A scary lead on the Reflection Wall, WI5. It was steep the whole way, and the ice was hollow, sun-leeched crap.
Jon and I finished up the trip with a fun, wet, two-pitch WI3 route.
On Sunday – the final day of the ice season for me – we split up into pairs. Jon and I went wall to wall with the goal of getting in as many good pitches of ice as possible, and Adam and Whit went to attempt Road To Nowhere, the hardest mixed route in the area at M10. Jon and I managed to get in four good pitches of ice in three different sectors before my fractured left hand was in too much pain to whack against the ice again. We walked back to the car to wait for Adam and Whit, Jon munching on a sandwich and me crunching on pain pills as we listened to Blue October and napped.

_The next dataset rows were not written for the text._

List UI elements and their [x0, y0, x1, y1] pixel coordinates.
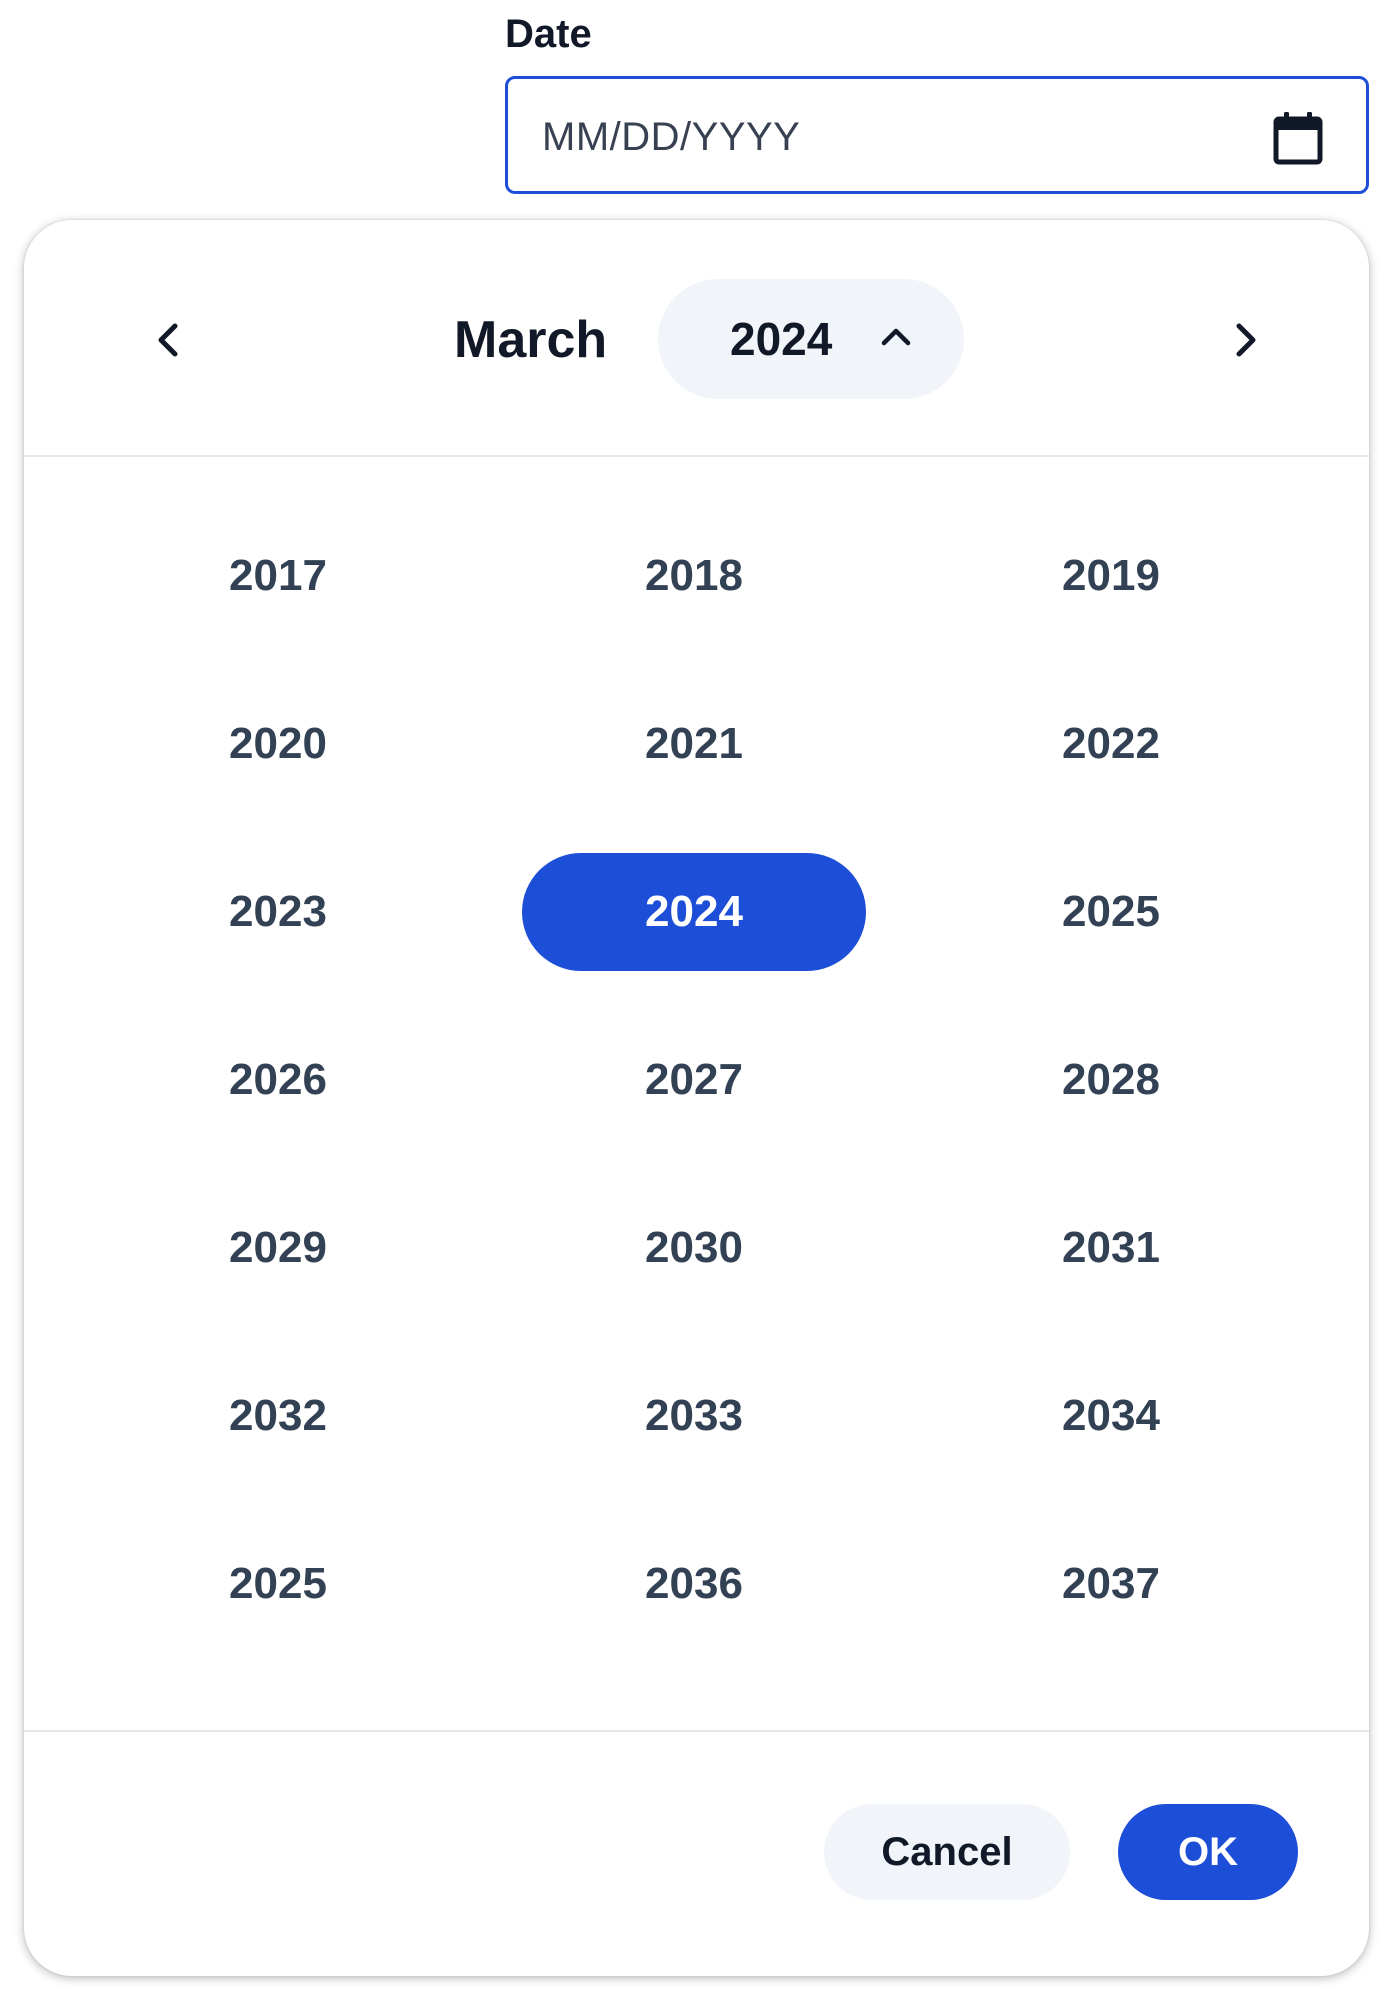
chevron-right-icon — [1236, 323, 1256, 357]
year-option[interactable]: 2023 — [106, 853, 450, 971]
year-option[interactable]: 2018 — [522, 517, 866, 635]
calendar-icon[interactable] — [1272, 110, 1324, 166]
chevron-left-icon — [158, 323, 178, 357]
date-input-placeholder: MM/DD/YYYY — [542, 115, 801, 159]
year-option[interactable]: 2019 — [939, 517, 1283, 635]
cancel-button[interactable]: Cancel — [824, 1804, 1070, 1900]
year-toggle-button[interactable]: 2024 — [658, 279, 964, 399]
date-input[interactable]: MM/DD/YYYY — [505, 76, 1369, 194]
year-option[interactable]: 2024 — [522, 853, 866, 971]
year-option[interactable]: 2026 — [106, 1021, 450, 1139]
year-option[interactable]: 2031 — [939, 1189, 1283, 1307]
year-option[interactable]: 2017 — [106, 517, 450, 635]
year-option[interactable]: 2025 — [939, 853, 1283, 971]
calendar-header: March 2024 — [24, 220, 1369, 457]
year-option[interactable]: 2025 — [106, 1525, 450, 1643]
year-grid: 2017 2018 2019 2020 2021 2022 2023 2024 2025 2026… — [24, 459, 1369, 1730]
year-option[interactable]: 2022 — [939, 685, 1283, 803]
year-option[interactable]: 2036 — [522, 1525, 866, 1643]
year-label: 2024 — [730, 313, 833, 365]
date-field-label: Date — [505, 12, 592, 56]
year-option[interactable]: 2021 — [522, 685, 866, 803]
date-picker-popup: March 2024 2017 2018 2019 2020 2021 2022 2023 2… — [24, 220, 1369, 1976]
ok-button[interactable]: OK — [1118, 1804, 1298, 1900]
date-picker-screen: Date MM/DD/YYYY March 2024 2017 2018 201… — [0, 0, 1392, 2001]
year-option[interactable]: 2030 — [522, 1189, 866, 1307]
next-month-button[interactable] — [1214, 308, 1278, 372]
year-option[interactable]: 2037 — [939, 1525, 1283, 1643]
month-label[interactable]: March — [454, 310, 607, 370]
chevron-up-icon — [881, 328, 911, 346]
year-option[interactable]: 2028 — [939, 1021, 1283, 1139]
year-option[interactable]: 2032 — [106, 1357, 450, 1475]
year-option[interactable]: 2033 — [522, 1357, 866, 1475]
prev-month-button[interactable] — [136, 308, 200, 372]
picker-footer: Cancel OK — [24, 1730, 1369, 1976]
year-option[interactable]: 2029 — [106, 1189, 450, 1307]
year-option[interactable]: 2034 — [939, 1357, 1283, 1475]
year-option[interactable]: 2020 — [106, 685, 450, 803]
year-option[interactable]: 2027 — [522, 1021, 866, 1139]
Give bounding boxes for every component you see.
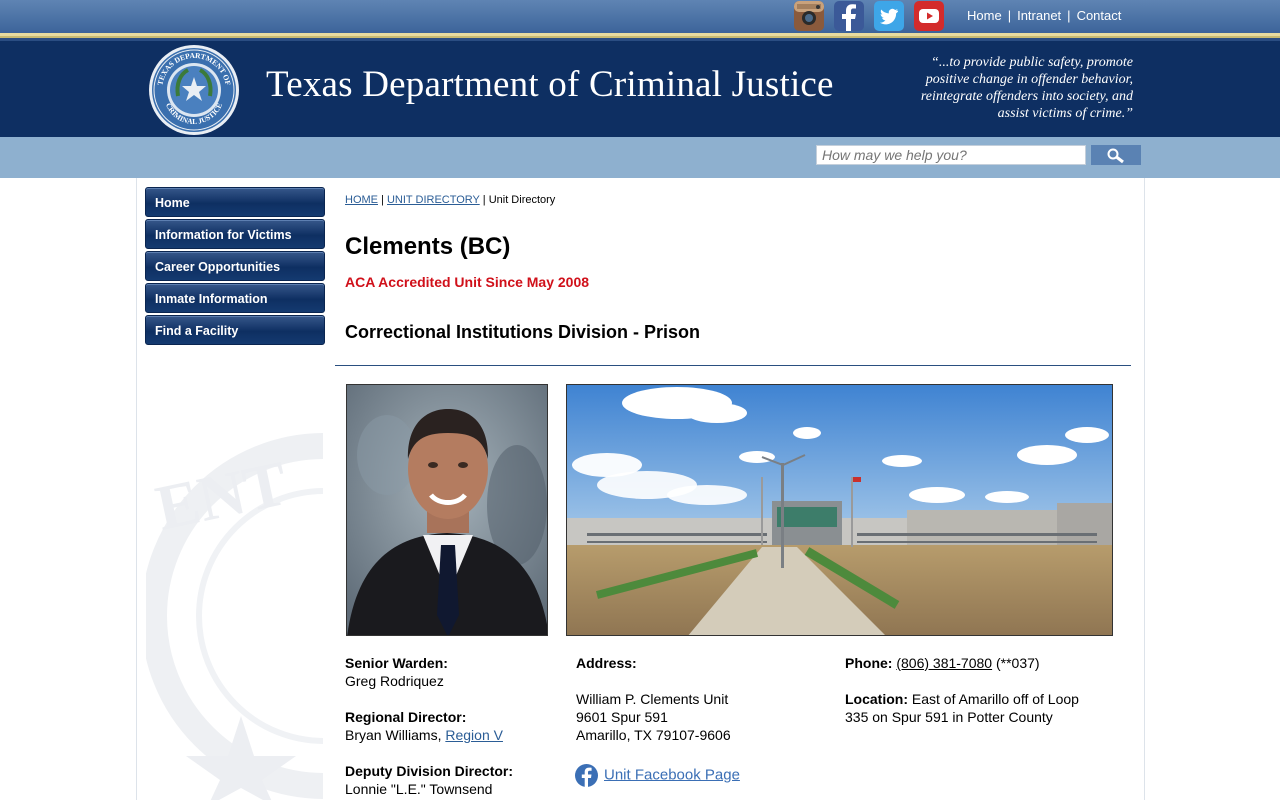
deputy-director-label: Deputy Division Director: (345, 763, 514, 779)
phone-link[interactable]: (806) 381-7080 (896, 655, 992, 671)
page-title: Clements (BC) (345, 233, 511, 260)
tdcj-seal-logo[interactable]: TEXAS DEPARTMENT OF CRIMINAL JUSTICE (148, 44, 240, 136)
unit-facebook-link[interactable]: Unit Facebook Page (575, 764, 740, 787)
top-link-contact[interactable]: Contact (1077, 8, 1122, 23)
instagram-icon[interactable] (794, 1, 824, 31)
regional-director-label: Regional Director: (345, 709, 467, 725)
sidebar-item-victims[interactable]: Information for Victims (145, 219, 325, 249)
warden-photo (346, 384, 548, 636)
senior-warden-name: Greg Rodriquez (345, 673, 444, 689)
seal-watermark: ENT (146, 433, 323, 800)
sidebar-item-find-facility[interactable]: Find a Facility (145, 315, 325, 345)
address-info: Address: William P. Clements Unit 9601 S… (576, 654, 826, 744)
link-separator: | (1067, 8, 1071, 23)
site-header: TEXAS DEPARTMENT OF CRIMINAL JUSTICE Tex… (0, 41, 1280, 137)
youtube-icon[interactable] (914, 1, 944, 31)
link-separator: | (1007, 8, 1012, 23)
search-button[interactable] (1091, 145, 1141, 165)
top-link-home[interactable]: Home (967, 8, 1002, 23)
breadcrumb-unit-directory-link[interactable]: UNIT DIRECTORY (387, 194, 480, 206)
site-title: Texas Department of Criminal Justice (266, 64, 834, 105)
regional-director-name: Bryan Williams, (345, 727, 442, 743)
location-label: Location: (845, 691, 908, 707)
phone-label: Phone: (845, 655, 893, 671)
contact-info: Phone: (806) 381-7080 (**037) Location: … (845, 654, 1115, 726)
unit-facebook-label: Unit Facebook Page (604, 766, 740, 784)
address-label: Address: (576, 655, 637, 671)
breadcrumb-current: Unit Directory (488, 194, 556, 206)
senior-warden-label: Senior Warden: (345, 655, 448, 671)
search-icon (1107, 148, 1124, 164)
twitter-icon[interactable] (874, 1, 904, 31)
address-line-2: 9601 Spur 591 (576, 709, 668, 725)
header-divider (0, 33, 1280, 41)
facebook-circle-icon (575, 764, 598, 787)
unit-facility-photo (566, 384, 1113, 636)
location-line-2: 335 on Spur 591 in Potter County (845, 709, 1053, 725)
sidebar-nav: Home Information for Victims Career Oppo… (145, 187, 325, 347)
facebook-icon[interactable] (834, 1, 864, 31)
region-link[interactable]: Region V (445, 727, 503, 743)
section-divider (335, 365, 1131, 366)
division-heading: Correctional Institutions Division - Pri… (345, 322, 701, 342)
search-input[interactable] (816, 145, 1086, 165)
sidebar-item-careers[interactable]: Career Opportunities (145, 251, 325, 281)
deputy-director-name: Lonnie "L.E." Townsend (345, 781, 493, 797)
sidebar-item-home[interactable]: Home (145, 187, 325, 217)
phone-extension: (**037) (995, 655, 1040, 671)
top-link-intranet[interactable]: Intranet (1017, 8, 1061, 23)
address-line-1: William P. Clements Unit (576, 691, 729, 707)
sidebar-item-inmate-info[interactable]: Inmate Information (145, 283, 325, 313)
staff-info: Senior Warden: Greg Rodriquez Regional D… (345, 654, 555, 798)
breadcrumb: HOME | UNIT DIRECTORY | Unit Directory (345, 194, 556, 206)
location-line-1: East of Amarillo off of Loop (911, 691, 1079, 707)
utility-links: Home | Intranet | Contact (967, 8, 1121, 23)
accreditation-notice: ACA Accredited Unit Since May 2008 (345, 274, 590, 290)
mission-statement: “...to provide public safety, promote po… (920, 55, 1133, 121)
address-line-3: Amarillo, TX 79107-9606 (576, 727, 731, 743)
svg-text:ENT: ENT (150, 447, 293, 544)
breadcrumb-home-link[interactable]: HOME (345, 194, 378, 206)
search-bar (0, 137, 1280, 178)
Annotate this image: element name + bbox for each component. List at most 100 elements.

Whit strolled up a few minutes ahead of Adam, smiling and shaking his head as we asked him if he sent the route.
“No,” he said, “but it’s an awesome route and I’ll be back to finish it.”
Just then Adam walked up. He had completed the first ascent of the route in 2013, so I expected that he would have sent it today without any problem.
Adam on Road To Nowhere in 2013.
“You send?” I questioned as he walked up the final hill to the car.
“Nope,” he answered. “Fell at the lip.”
“Damn,” I said. “Too windy? Too cold?”
He stopped untying his boot and studied me for a second before he replied.
“Three excuses? What does that mean?” I asked, confused.
“Scott Backes taught me a long time ago that there are only three excuses that are ever acceptable when it comes to climbing.” He paused to yank at the knot on his boot, and then continued. “Excuse number one, I wasn’t strong enough. Number two is that I wasn’t brave enough, and acceptable excuse number three is that I wasn’t good enough.” He paused one more time. “And that, Jimmy, is all. Everything else is bullshit.”
I finished packing the gear into the car in silence. There were so many thoughts swirling through my head that I didn’t trust myself to speak. I had gotten what I came for, and I wanted to process it before I lost the moment of stunning clarity that had just overcome me. What Adam had said was true, and the acceptance of that truth was the door guarding the next level of personal and psychological evolution. I won’t write exactly what those words mean to me; I can’t fully explain it with words, and I wouldn’t if I could. Maybe your eyes will glaze over these last paragraphs and this post will just be entertainment, ice climbing porn, nice pictures of people doing crazy things in colorful clothing. But maybe there’s someone out there like me who is ready to receive and live those words. Someone who needs those words. I hope so.